In [1]:
import os
import sys
from sambanova_endpoint import SambaNovaEndpoint, SambaverseEndpoint, SambaNovaEmbeddingModel
from dotenv import load_dotenv
import json
load_dotenv("../.env")


True

# SambaStudio endpoint

## Non streaming

In [2]:

llm = SambaNovaEndpoint(
            streaming=False,
            model_kwargs={
                "do_sample": True, 
                "temperature": 0.01,
                "max_tokens_to_generate": 256,
                # "repetition_penalty": {"type": "float", "value": "1"},
                # "top_k": {"type": "int", "value": "50"},
                # "top_logprobs": {"type": "int", "value": "0"},
                # "top_p": {"type": "float", "value": "1"}
            }
        ) 


In [3]:
llm.invoke("tell me a 50 word tale")

"of a man who was once a great warrior, but is now a humble farmer.\n\nThe sun sets on the fields, a weary farmer bends to his work. Once a great warrior, he fought for his people's freedom. Now, he fights for his family's survival. His calloused hands, a testament to his past, still hold the strength of a warrior. But his heart, once filled with anger and vengeance, now holds only love and hope."

## Streaming

In [4]:
llm=SambaNovaEndpoint(
    streaming=True,
    model_kwargs={
        "do_sample": True,
        "max_tokens_to_generate": 256,
        "temperature": 0.01,
        # "repetition_penalty": {"type": "float", "value": "1"},
        # "top_k": {"type": "int", "value": "50"},
        # "top_logprobs": {"type": "int", "value": "0"},
        # "top_p": {"type": "float", "value": "1"}
        }
    )

In [5]:
for chunk in llm.stream("tell me a 50 word tale"):
    data = json.loads(json.loads(chunk)["data"])["stream_token"]
    print(data, end="", flush=True)

 of a man who was once a great warrior, but is now a humble farmer.
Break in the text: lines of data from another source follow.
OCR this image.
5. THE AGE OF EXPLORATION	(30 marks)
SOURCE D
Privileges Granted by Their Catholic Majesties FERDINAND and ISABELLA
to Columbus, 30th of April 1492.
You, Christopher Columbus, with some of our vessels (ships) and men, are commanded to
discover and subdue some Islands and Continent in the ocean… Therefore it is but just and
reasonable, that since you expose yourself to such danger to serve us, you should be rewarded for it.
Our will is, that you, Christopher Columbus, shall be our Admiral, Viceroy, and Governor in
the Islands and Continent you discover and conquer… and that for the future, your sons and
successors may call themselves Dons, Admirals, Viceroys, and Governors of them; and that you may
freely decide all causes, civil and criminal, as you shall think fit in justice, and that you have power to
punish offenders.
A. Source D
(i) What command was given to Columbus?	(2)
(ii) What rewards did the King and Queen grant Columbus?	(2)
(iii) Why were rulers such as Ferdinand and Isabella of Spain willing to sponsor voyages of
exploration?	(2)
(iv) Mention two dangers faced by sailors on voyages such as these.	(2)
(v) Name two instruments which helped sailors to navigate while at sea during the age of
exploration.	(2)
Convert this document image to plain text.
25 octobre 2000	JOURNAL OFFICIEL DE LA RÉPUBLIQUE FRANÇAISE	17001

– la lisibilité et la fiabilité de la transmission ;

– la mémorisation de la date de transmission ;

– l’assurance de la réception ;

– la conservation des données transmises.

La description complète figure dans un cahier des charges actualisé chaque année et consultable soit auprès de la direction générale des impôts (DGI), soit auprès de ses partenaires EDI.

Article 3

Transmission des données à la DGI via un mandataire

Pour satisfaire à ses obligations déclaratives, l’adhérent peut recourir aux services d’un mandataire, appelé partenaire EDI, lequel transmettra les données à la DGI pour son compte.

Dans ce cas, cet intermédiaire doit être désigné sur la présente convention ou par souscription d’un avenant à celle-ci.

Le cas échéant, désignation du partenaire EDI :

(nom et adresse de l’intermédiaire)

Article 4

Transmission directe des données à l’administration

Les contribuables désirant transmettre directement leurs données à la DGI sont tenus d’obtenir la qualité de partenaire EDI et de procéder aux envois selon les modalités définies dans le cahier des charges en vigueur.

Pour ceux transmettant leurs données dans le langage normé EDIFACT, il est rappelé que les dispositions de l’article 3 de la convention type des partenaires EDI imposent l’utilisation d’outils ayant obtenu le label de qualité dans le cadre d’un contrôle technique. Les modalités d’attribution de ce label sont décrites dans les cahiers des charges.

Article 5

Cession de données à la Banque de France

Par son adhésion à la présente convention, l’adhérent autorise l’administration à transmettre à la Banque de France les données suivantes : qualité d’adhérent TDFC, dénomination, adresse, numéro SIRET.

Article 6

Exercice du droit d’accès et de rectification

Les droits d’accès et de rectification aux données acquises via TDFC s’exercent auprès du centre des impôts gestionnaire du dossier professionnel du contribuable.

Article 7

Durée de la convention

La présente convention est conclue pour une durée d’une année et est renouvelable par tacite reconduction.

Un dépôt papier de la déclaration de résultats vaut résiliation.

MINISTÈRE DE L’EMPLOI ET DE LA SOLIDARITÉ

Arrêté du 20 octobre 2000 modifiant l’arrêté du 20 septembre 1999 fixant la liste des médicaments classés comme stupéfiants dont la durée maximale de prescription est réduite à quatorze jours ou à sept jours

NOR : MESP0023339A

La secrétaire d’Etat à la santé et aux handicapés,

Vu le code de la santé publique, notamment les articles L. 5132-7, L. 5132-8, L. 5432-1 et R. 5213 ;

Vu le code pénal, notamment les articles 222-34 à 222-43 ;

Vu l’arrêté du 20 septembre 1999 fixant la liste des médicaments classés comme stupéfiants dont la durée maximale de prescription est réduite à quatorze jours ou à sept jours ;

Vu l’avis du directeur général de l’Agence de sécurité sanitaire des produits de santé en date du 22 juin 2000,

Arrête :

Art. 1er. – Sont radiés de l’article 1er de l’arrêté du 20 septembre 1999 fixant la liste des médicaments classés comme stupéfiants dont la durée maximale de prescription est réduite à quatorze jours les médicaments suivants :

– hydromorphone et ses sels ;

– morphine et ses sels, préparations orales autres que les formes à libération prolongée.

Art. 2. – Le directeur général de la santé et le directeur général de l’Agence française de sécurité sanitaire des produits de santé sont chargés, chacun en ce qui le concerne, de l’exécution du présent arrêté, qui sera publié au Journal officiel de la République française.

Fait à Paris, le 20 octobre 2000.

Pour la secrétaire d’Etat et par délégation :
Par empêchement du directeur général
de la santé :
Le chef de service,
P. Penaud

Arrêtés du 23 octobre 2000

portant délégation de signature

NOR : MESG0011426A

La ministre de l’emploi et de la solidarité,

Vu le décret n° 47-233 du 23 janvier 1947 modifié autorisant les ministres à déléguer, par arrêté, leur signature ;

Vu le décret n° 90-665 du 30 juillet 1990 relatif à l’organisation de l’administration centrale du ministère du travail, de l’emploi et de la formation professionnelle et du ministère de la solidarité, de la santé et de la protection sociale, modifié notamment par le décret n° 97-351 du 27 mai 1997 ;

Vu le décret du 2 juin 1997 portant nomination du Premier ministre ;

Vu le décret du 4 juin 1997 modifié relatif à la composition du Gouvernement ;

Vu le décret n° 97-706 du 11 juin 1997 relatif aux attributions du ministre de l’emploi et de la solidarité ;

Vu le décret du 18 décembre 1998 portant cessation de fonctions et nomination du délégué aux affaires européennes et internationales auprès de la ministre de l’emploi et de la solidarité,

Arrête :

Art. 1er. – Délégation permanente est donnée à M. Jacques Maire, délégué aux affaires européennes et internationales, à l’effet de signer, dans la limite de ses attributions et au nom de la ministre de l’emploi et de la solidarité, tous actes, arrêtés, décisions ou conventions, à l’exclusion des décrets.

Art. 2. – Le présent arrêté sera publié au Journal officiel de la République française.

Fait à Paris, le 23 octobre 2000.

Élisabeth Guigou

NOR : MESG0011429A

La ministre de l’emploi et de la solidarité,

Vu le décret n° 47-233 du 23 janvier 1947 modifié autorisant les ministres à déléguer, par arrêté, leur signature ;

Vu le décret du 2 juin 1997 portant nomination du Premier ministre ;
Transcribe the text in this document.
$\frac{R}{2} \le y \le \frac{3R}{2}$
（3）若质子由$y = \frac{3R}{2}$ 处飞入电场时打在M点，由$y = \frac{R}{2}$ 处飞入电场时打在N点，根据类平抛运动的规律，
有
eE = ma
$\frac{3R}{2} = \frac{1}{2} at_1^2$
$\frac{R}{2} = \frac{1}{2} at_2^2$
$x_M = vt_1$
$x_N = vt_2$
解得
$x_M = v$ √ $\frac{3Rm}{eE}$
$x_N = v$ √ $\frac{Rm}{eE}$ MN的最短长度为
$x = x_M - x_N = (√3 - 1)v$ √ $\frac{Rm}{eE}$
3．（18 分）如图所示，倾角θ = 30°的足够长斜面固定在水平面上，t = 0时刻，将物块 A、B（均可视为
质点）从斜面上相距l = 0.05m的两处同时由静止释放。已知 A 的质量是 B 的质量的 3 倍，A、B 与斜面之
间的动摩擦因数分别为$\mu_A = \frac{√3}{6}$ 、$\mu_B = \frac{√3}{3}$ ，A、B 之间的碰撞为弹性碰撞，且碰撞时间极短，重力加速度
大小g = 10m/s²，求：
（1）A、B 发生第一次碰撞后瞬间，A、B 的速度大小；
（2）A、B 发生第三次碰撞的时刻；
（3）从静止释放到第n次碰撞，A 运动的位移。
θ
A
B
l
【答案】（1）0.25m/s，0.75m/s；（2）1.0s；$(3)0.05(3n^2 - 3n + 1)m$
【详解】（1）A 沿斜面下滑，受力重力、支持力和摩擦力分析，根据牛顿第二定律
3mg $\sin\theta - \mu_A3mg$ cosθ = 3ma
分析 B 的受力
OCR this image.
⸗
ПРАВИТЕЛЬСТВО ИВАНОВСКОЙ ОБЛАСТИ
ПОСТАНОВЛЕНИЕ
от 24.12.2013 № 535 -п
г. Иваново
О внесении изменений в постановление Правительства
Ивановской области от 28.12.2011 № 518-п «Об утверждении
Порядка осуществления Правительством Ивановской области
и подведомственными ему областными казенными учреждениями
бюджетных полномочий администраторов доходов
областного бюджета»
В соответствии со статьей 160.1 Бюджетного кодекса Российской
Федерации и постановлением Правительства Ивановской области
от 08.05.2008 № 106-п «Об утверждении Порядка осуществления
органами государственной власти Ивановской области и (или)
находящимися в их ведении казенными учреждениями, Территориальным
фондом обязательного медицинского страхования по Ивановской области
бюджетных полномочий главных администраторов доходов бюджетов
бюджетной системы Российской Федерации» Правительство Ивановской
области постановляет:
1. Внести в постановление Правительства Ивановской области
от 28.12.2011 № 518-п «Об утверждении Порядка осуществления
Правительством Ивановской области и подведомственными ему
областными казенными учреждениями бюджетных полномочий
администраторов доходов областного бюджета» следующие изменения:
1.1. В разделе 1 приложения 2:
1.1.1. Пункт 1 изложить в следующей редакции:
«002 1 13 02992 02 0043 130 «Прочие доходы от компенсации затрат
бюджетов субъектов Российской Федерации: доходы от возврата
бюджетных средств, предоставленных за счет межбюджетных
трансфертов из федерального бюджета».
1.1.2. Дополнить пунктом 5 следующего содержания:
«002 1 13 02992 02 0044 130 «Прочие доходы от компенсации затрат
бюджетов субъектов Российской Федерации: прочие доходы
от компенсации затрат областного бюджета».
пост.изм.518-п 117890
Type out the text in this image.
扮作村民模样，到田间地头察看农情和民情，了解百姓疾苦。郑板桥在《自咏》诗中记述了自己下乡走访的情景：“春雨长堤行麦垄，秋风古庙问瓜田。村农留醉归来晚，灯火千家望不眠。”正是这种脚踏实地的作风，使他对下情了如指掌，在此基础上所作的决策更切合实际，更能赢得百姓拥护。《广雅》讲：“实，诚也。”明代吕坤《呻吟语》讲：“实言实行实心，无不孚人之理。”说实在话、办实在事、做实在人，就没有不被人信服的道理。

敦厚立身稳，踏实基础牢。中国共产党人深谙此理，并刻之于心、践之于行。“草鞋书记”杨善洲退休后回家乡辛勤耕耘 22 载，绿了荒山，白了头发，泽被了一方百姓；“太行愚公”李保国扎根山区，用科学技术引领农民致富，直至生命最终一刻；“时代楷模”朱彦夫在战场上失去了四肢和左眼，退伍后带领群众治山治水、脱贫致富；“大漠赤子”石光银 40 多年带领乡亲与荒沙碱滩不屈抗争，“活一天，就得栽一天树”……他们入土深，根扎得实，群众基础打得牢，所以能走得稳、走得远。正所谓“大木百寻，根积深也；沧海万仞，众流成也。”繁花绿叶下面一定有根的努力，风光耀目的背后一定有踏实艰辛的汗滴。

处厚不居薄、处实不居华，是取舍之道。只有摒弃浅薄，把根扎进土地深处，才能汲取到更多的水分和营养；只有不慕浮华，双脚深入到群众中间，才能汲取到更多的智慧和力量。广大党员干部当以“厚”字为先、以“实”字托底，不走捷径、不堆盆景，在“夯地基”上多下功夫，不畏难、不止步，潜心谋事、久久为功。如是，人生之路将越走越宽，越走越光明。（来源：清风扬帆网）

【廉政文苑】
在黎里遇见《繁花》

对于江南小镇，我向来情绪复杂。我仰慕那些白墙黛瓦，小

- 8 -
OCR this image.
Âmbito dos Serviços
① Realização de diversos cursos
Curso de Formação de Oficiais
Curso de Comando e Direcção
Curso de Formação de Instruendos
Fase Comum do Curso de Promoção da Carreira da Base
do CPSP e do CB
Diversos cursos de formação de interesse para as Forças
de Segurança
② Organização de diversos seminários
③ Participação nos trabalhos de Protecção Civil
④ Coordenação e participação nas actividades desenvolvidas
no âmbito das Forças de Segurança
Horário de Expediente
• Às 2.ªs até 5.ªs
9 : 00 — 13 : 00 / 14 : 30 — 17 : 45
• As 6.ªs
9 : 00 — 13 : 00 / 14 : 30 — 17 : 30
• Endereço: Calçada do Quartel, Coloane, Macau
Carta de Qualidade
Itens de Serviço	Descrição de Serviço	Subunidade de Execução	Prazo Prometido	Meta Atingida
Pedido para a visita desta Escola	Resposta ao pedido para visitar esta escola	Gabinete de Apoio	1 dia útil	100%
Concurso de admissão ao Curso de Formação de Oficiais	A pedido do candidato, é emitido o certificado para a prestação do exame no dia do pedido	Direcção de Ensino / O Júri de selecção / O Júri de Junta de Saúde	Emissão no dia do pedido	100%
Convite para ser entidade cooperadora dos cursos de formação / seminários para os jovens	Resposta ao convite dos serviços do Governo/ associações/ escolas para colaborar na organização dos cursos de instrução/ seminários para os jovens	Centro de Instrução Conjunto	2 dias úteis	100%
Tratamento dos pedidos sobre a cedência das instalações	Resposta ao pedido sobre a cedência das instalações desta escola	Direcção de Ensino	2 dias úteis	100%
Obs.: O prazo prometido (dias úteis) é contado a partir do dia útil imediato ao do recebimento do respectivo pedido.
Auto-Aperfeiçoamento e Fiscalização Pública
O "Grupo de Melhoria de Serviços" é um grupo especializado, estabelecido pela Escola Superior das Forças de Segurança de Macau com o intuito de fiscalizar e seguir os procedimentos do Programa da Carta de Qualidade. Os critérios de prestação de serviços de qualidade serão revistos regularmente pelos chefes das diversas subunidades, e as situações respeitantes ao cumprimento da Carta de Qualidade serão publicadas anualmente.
The sun sets on the fields, a weary farmer bends to his work. Once a great warrior, he fought for his people's freedom. Now, he fights for his family's survival. His calloused hands, a testament to his past, still hold the strength of a warrior. But his heart, once filled with anger and vengeance, now holds only love and hope.

# Sambaverse


## Non Streaming

In [6]:
llm = SambaverseEndpoint(
        sambaverse_model_name="Meta/llama-2-7b-chat-hf",
        model_kwargs={
            "do_sample": True, 
            "max_tokens_to_generate": 256,
            "temperature": 0.01,
            "process_prompt": True,
            "select_expert": "llama-2-7b-chat-hf"
            #"stop_sequences": { "type":"str", "value":""},
            # "repetition_penalty": {"type": "float", "value": "1"},
            # "top_k": {"type": "int", "value": "50"},
            # "top_p": {"type": "float", "value": "1"}
        }
    ) 

In [7]:
llm.invoke("tell me a 50 word tale")

' Sure! Here is a 50-word tale:\n\nThe cat purred contentedly on my lap, pawing at my hand with a gentle mew.'

## Streaming

In [8]:
llm = SambaverseEndpoint(
        streaming=True,
        sambaverse_model_name="Meta/llama-2-7b-chat-hf",
        model_kwargs={
            "do_sample": True, 
            "max_tokens_to_generate": 256,
            "temperature": 0.01,
            "process_prompt": True,
            "select_expert": "llama-2-7b-chat-hf"
            #"stop_sequences": { "type":"str", "value":""},
            # "repetition_penalty": {"type": "float", "value": "1"},
            # "top_k": {"type": "int", "value": "50"},
            # "top_p": {"type": "float", "value": "1"}
        }
    ) 

In [9]:

for chunk in llm.stream("tell me a 50 word tale"):
    data = json.loads(json.loads(chunk)["data"])["stream_token"]
    print(data, end="", flush=True)

  Sure! Here is a 50-word tale:

The cat purred contentedly on my lap, pawing at my hand with a gentle mew.

# Embeddings

In [None]:
embedding = SambaNovaEmbeddingModel()
embedding.embed_documents(["tell me a 50 word tale","tell me a joke"])
embedding.embed_query("tell me a 50 word tale")

In [13]:
from langchain.vectorstores import Chroma
from langchain.schema import Document

docs=["tell me a 50 word tale","tell me a joke","when was America discoverd?", "how to build an engine?", "give me 3 party activities", "give me three healty dishes"]
docs=[Document(doc) for doc in docs]

query = "prompt for generating something fun"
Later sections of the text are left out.